Hunters need to gain an understanding of the basic meanings of various howls. In my experience, a hunter can’t go wrong with sparse lone howls. Over-howling seldom proves effective. I believe that it is better to pique the coyote’s interest and let its curiosity take over. Some effective howls to use in late stage breeding season are female invitational howls. The idea is to sound like a female coyote that is available for mating purpose.

In this late season, patience becomes even more important. Slow down your stands and let time work in your favor. Stand lengths of thirty-five minutes or more are often productive as the calling season winds down.

By March, much of the breeding is done and coyote pairs have selected and prepared denning sites. Early breed females may be tending to new born pups by March and that leaves the males out hunting for food. A prey distress is still productive and is recommended to start a calling stand. The males are also doing something else that is vital to the security of the pack. Males cruise the vicinity attempting to keep all other male coyotes out of the area. 

Protecting their territory is never more important than it is during the denning time. Hunters can cash in on that knowledge by using more aggressive coyote sounds. Single male howls are effective in this situation, though calling can go beyond single howls. For example, a coyote fight is effective because another male will not tolerate other coyotes near the den site.  The sound of a coyote altercation is surely enough to bring the rooming male in for a look. Barks, growls, sore howls and Ki-Yi’s are all productive when it comes time to replicating a coyote fight.

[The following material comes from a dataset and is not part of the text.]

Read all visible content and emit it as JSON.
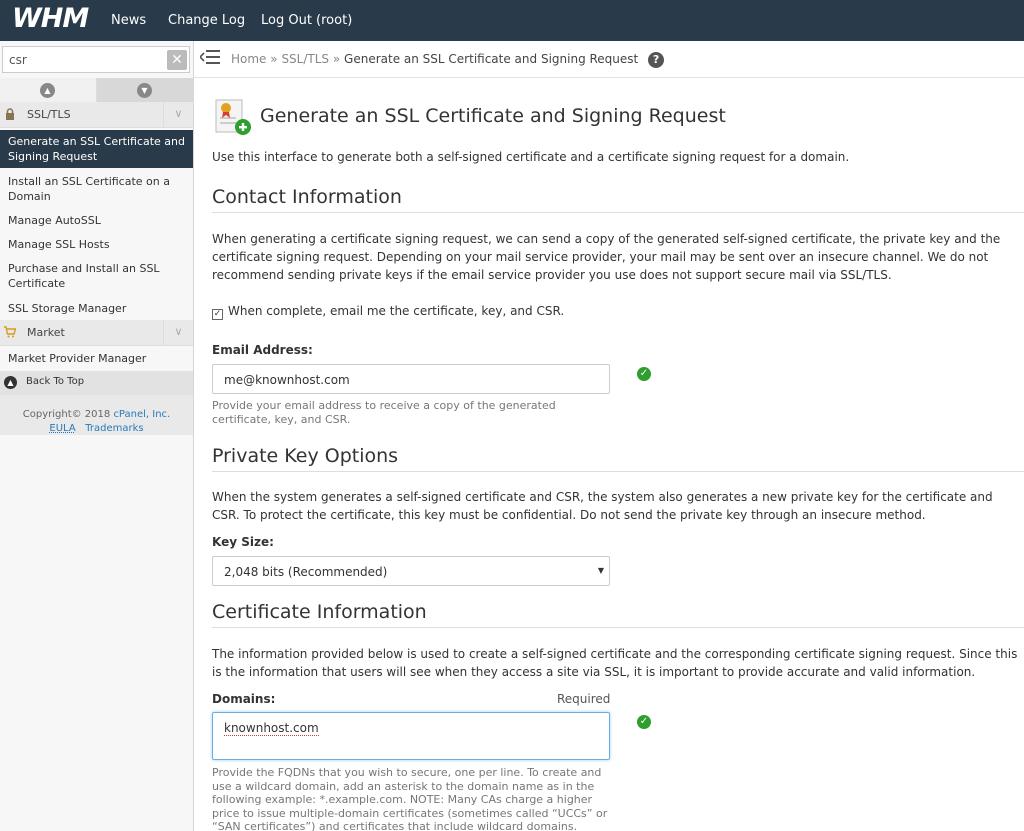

Of course, allow for ample minutes of silence following the auditory turmoil you create.


Do not keep repeating set up tactics that do not produce. That sounds like a simple statement, but it happens all the time. Following the mantra “that something has to show up sometime” leads to discouragement. Vary your hunting strategies in accordance with what coyotes are doing throughout the day and time of year, and you call kill coyotes on their own terms.